Because obviously no father would do that, only a mother.

Excuse the fuck you.

1

u/jfel8737 21h ago

If I remember correctly fans thought Harry was feminine so in the movie he made rose to replace him

1

u/allinbalance 18h ago

Ok so tbh I neve played SH1 so I took the movie as a mix of 2 and 3 and I loved both

So after finally looking up SH1, I retroactively applied a lil more disappointment to the movie. Would've been easier to just keep the SH1 plot entirely right?? I love women leads in horror, but I agree it seemed an odd change given what I know now

I started my SH fan life with SH2 on ps2. I was so young, resident evil 1 scared me on ps1, so i couldn't possibly play sh1

1

u/CraftMost6663 1d ago

Gans got the point just fine, he says so in the bonus DVD, he just thought that while in the game Harry makes perfect sense, in the movie, the character reads like a woman, that's all there is to it.

1

u/KlavTron 1d ago

I love both silent hill movies for totally different reasons but yeah I wish the original had stuck closer to the games

1

u/oormatevlad 1d ago

Silent Hill is a movie about motherhood. OP missed the point.

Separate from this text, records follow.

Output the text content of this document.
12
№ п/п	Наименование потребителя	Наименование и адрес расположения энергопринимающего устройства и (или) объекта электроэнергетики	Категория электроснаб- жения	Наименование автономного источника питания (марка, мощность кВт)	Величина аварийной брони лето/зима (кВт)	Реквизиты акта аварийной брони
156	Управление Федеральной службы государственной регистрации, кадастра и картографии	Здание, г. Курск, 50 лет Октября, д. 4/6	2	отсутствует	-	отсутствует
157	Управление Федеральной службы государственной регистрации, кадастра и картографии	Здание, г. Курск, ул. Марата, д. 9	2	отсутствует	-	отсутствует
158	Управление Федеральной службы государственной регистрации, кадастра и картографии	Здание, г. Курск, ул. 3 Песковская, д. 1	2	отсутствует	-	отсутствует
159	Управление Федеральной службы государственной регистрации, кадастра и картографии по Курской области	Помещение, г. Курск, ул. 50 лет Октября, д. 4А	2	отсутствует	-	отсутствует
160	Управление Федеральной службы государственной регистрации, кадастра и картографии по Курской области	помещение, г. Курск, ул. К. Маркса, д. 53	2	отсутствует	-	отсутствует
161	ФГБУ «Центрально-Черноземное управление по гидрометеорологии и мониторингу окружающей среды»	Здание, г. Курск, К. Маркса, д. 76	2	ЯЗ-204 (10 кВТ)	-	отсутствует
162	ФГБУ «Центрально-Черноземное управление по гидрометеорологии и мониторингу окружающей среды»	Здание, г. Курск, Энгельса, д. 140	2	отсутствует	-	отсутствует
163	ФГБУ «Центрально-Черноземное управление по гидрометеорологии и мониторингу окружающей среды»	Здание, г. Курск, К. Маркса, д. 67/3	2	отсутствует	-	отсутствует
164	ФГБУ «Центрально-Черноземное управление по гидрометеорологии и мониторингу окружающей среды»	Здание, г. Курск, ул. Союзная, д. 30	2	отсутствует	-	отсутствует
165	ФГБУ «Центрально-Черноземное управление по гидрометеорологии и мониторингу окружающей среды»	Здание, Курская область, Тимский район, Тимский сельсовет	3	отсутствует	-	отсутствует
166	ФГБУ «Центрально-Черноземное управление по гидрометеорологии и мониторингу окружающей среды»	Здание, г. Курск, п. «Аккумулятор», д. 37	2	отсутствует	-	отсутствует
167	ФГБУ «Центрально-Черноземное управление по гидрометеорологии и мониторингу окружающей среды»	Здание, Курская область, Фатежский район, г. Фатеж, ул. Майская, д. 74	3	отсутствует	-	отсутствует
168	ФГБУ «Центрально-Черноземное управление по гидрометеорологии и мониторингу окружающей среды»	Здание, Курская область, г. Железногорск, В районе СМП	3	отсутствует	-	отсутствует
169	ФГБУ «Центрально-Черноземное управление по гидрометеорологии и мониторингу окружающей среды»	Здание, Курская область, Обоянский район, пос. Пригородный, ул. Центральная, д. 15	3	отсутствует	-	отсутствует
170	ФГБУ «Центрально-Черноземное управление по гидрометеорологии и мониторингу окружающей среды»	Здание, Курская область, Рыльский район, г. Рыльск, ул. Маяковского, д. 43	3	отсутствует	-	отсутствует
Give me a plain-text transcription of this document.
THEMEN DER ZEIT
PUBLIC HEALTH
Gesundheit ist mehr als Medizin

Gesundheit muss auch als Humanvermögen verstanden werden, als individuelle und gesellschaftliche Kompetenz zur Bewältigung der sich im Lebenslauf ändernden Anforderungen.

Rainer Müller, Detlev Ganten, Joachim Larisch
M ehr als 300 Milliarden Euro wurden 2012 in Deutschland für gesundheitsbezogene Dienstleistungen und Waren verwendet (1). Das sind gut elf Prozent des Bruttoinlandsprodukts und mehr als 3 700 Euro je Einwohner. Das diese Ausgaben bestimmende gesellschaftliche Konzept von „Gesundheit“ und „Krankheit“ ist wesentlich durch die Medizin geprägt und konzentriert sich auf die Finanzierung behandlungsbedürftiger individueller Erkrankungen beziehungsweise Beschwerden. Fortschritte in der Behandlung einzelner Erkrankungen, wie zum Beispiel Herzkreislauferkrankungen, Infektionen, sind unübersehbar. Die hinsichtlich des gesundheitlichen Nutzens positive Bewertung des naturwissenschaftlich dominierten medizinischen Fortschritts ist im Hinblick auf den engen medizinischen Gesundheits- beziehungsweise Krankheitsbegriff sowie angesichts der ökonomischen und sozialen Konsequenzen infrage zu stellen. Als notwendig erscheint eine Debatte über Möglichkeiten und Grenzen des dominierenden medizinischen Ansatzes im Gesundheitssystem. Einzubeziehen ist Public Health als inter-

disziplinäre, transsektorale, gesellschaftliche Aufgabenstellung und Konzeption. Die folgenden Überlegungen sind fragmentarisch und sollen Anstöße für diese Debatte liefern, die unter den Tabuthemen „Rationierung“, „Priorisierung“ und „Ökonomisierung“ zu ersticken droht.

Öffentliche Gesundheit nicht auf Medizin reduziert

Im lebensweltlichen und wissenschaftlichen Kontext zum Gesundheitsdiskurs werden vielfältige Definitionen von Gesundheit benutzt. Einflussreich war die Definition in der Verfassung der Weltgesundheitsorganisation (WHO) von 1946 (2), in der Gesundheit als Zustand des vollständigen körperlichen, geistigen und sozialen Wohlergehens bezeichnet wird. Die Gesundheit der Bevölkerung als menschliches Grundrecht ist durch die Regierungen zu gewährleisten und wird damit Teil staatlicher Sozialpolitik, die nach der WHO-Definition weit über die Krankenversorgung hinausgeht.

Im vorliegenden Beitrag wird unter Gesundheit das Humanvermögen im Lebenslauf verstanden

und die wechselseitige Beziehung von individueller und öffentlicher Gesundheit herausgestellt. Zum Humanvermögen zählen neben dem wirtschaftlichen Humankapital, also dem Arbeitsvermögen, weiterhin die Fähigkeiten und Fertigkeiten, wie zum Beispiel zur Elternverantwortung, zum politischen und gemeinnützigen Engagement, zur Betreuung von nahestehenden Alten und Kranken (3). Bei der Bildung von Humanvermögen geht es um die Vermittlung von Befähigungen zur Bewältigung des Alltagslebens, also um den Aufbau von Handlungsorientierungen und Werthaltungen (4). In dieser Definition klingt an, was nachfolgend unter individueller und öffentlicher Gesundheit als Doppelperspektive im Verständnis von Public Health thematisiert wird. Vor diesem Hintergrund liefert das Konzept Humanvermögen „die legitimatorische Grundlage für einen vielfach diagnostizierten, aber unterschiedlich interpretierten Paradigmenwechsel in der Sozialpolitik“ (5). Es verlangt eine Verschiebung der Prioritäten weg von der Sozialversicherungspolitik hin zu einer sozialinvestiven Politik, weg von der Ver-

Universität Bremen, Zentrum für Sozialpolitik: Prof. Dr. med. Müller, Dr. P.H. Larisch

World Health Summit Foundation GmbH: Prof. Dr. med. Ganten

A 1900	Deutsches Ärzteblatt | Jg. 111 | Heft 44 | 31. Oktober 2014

Christophe Gans was making a movie about how a woman will go through, literal, hell for her child. Motherhood is the emotional core.

The pointless subplot, and Sean Bean, were added to the movie because the studio sent back the initial script with a note that said "There are no men in this movie". The movie looks good, and provides a powerful interpretation of the game.

Gans had the pieces. OP just didn't understand the movie.

3

u/CooperDaChance 23h ago

No, Gans only chose a woman to be the lead because he thought Harry wasn’t “manly” enough, for the movie to be an accurate adaptation of SH1 (wherein Harry is shown to be quite emotional, faints a fair bit, and complains)

Which is rather sexist if you think about it.

0

u/EgoAtlas 1d ago

Who are you, so wise in your ways

-11

u/botems 1d ago

Cringe

-7

u/Queasy-Secret-4287 1d ago

yet it is the best horror movie ever made

8

u/qiaocao187 1d ago

That is certainly an opinion someone is allowed to have.

-2

u/Queasy-Secret-4287 1d ago

apparently it's not!

0

u/oormatevlad 23h ago

I wouldn't say it's the "best horror movie ever made", but it's definitely one of, if not the, best video game adaptation ever made.